Aside from anti-angiogenic signaling initiated by Sema3 binding to neuropilins and plexins, Sema3s also may inhibit angiogenesis by competitively displacing VEGF from neuropilins. In our model, we found only a weak competitive effect: the least squares fits for the non binding ligand-receptor pairs (VEGFA effects on Sema3-NRP-PlxnA and Sema3 effects on VEGFA-VEGFR-2 in Fig. 5b) had slight negative slopes, but the least squares models explained a very small proportion of the overall variance. This was due to the fact that the amount of NRP1 and NRP2 present in ligand-containing signaling complexes was low relative to the total amount of neuropilins present on endothelial cells. If the amount of endothelial NRP1 and/or NRP2 were lower or the ligand secretion rates were higher, competition would be expected to have more impact. Thus, although direct VEGF-Sema competition for neuropilin is included in the model, the quantitative impact of the competition is predicted to be small.

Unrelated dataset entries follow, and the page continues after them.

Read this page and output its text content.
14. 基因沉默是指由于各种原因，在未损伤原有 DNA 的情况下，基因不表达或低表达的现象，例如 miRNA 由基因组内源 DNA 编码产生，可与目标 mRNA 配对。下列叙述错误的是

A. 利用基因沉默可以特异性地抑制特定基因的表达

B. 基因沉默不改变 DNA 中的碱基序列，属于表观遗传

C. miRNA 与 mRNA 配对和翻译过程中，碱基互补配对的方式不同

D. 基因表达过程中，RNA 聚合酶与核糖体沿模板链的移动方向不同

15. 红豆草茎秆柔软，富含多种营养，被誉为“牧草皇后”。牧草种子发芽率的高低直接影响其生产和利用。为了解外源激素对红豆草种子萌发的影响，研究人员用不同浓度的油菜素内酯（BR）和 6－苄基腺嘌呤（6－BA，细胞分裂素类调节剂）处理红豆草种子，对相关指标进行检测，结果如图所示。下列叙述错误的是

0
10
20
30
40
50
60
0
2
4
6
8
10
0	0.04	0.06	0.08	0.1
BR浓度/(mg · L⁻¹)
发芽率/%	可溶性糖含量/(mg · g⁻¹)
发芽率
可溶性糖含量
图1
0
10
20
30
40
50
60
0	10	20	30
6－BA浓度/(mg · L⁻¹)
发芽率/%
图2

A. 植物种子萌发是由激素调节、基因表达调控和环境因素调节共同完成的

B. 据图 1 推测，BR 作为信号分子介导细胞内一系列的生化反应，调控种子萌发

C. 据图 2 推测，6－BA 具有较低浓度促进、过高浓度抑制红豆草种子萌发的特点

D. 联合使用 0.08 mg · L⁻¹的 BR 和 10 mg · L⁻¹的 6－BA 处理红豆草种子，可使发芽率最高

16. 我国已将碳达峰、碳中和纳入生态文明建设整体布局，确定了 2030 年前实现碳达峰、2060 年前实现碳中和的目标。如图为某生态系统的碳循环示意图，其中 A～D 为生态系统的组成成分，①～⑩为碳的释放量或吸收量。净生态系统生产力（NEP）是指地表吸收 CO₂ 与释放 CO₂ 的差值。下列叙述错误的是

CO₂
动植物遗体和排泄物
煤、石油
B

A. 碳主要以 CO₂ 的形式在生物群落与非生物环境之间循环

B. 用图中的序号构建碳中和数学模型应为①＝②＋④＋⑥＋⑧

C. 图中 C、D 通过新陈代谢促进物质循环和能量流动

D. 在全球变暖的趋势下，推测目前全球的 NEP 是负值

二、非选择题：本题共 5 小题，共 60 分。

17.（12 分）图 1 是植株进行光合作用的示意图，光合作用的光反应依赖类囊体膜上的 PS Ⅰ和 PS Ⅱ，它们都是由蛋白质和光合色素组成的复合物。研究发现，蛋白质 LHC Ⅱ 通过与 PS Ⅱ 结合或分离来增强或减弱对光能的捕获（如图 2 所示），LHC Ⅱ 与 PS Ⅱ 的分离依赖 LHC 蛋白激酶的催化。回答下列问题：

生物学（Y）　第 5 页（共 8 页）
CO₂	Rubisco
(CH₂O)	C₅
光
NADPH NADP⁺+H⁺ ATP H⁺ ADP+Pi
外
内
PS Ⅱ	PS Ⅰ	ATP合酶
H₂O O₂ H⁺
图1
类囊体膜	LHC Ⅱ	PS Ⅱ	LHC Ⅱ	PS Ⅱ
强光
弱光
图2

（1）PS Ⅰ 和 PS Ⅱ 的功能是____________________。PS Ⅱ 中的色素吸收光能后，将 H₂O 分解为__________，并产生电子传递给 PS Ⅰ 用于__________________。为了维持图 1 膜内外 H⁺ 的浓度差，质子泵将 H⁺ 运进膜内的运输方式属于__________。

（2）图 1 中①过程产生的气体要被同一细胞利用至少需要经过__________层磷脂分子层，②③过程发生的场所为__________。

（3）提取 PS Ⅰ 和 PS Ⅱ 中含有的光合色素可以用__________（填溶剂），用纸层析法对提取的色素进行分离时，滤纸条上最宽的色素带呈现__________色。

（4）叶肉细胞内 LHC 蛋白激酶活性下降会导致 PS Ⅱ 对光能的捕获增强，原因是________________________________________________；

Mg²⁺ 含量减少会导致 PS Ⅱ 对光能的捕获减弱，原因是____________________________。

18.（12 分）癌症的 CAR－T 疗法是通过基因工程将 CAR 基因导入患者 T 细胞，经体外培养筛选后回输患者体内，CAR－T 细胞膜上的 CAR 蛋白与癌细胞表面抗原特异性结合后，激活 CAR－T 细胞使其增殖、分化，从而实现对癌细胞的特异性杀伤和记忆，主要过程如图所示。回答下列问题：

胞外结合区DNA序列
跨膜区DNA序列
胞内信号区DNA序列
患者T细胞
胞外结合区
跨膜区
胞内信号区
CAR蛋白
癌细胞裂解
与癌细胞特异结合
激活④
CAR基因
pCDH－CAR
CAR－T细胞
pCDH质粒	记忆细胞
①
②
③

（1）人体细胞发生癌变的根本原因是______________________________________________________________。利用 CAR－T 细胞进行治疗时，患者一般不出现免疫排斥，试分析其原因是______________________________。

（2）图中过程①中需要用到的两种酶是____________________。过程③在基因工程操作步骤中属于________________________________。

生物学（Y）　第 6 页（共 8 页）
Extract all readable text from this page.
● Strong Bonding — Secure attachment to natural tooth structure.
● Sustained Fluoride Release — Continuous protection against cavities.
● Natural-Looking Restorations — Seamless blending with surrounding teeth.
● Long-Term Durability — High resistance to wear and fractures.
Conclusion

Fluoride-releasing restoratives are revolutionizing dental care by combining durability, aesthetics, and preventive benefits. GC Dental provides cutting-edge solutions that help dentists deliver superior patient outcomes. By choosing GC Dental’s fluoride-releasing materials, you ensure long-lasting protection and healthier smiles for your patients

Our simulation results suggest that determining patients with sensitivity to anti-angiogenic therapies would require biomarkers consisting of multiple predictor variables. Each individual tumor has a different predicted level of VEGFA-VEGFR-2 and low Sema3-NRP-PlxnA activity (Fig. 5c). The red and blue gradients, and the arrows on the axes, indicate direction of increasing pro-angiogenic signaling for VEGFR2 (accelerator ‘ON’) and PlxnA1 (brake ‘OFF’), respectively. Metastatic samples predominantly have high simulated VEGFA-VEGFR-2 and low Sema3-NRP-PlxnA (lower right quadrant of Fig. 5c: accelerator ‘ON’, brake ‘OFF’), and would be expected to benefit the most from VEGF-targeting therapies. However, this is not true of all metastatic tumors; a minority of patients with high VEGFA-VEGFR-2 also have high Sema3-NRP-PlxnA, possibly negating any clinical benefit of an anti-VEGFA agent. That combination is also predicted to be the most common for the benign tissues (Fig. 5c, green symbols). There are also a subset of metastatic tumors predicted to have low VEGFA-VEGFR2 signaling. This heterogeneity amongst the metastatic tumors reinforces the need to bring an individualized understanding to therapeutic selection. For those with localized disease (Fig. 5c, orange symbols) the characteristic signaling state is low VEGFA-VEGFR2 and high Sema-Plexin (upper left quadrant of Fig. 5c: accelerator ‘OFF’, brake ‘ON’), correlating with low angiogenesis potential and no metastases. Further analysis of this model and availability of both gene expression and clinical anti-VEGF outcome data will allow us to develop simulation-based biomarkers.